La pandémie nous a prouvé que nous étions dans la bonne direction avec notre idée de ne plus configurer les espaces de façon cloisonnée.

Martin Foster, vice-président des ventes et du marketing pour le Sheraton

« Tout le mobilier va se bouger dans un espace ouvert. C’est terminé, les carcans », ajoute Martin Foster.

Palace, oui au passeport vaccinal

PHOTO FOURNIE PAR LE CENTRE DE CONGRÈS PALACE

Scène de juin 2019. Le Centre de congrès Palace accueillait alors de gros évènements...

Michael Drivas, directeur général et copropriétaire du Centre de congrès Palace, ne s’en cache pas : la dernière année est à oublier. L’établissement, qui a été fermé de longs mois, s’est rabattu sur un studio hybride. Si la réponse a été positive durant les premières semaines, la demande pour ce type d’évènement n’y est plus. Spécialisé dans les congrès de plusieurs centaines de personnes, l’homme d’affaires a bon espoir de voir les restrictions sanitaires s’alléger avec l’instauration du passeport vaccinal. « Tous mes clients sont en attente. Si on allège les mesures, on pourrait avoir une reprise dès cet automne. »

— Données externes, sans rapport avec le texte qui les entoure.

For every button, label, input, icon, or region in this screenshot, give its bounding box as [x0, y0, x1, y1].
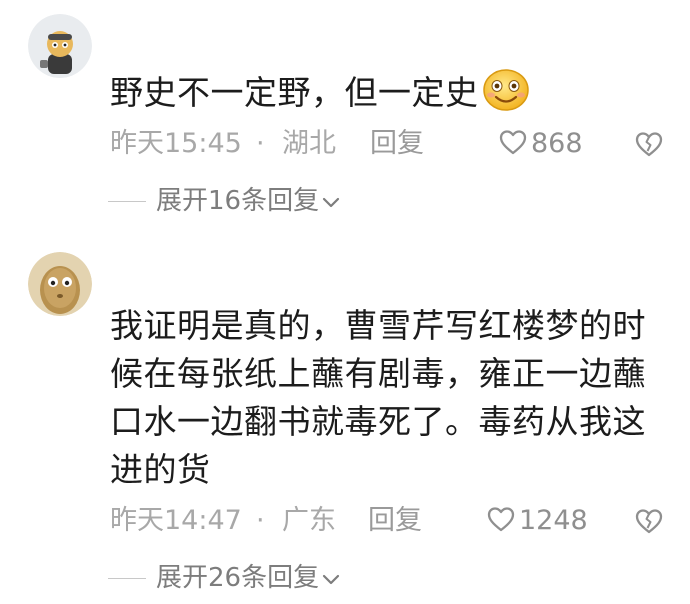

Établie depuis plus de 30 ans, l’entreprise avait des assises solides pour passer à travers la tempête. Elle a toutefois dû reporter son projet de construction d’un hôtel de 15 étages. « Heureusement, les travaux n’étaient pas commencés. Le projet a été reporté et il devrait voir le jour dans les prochaines années si tout se passe comme prévu », dit Michael Drivas.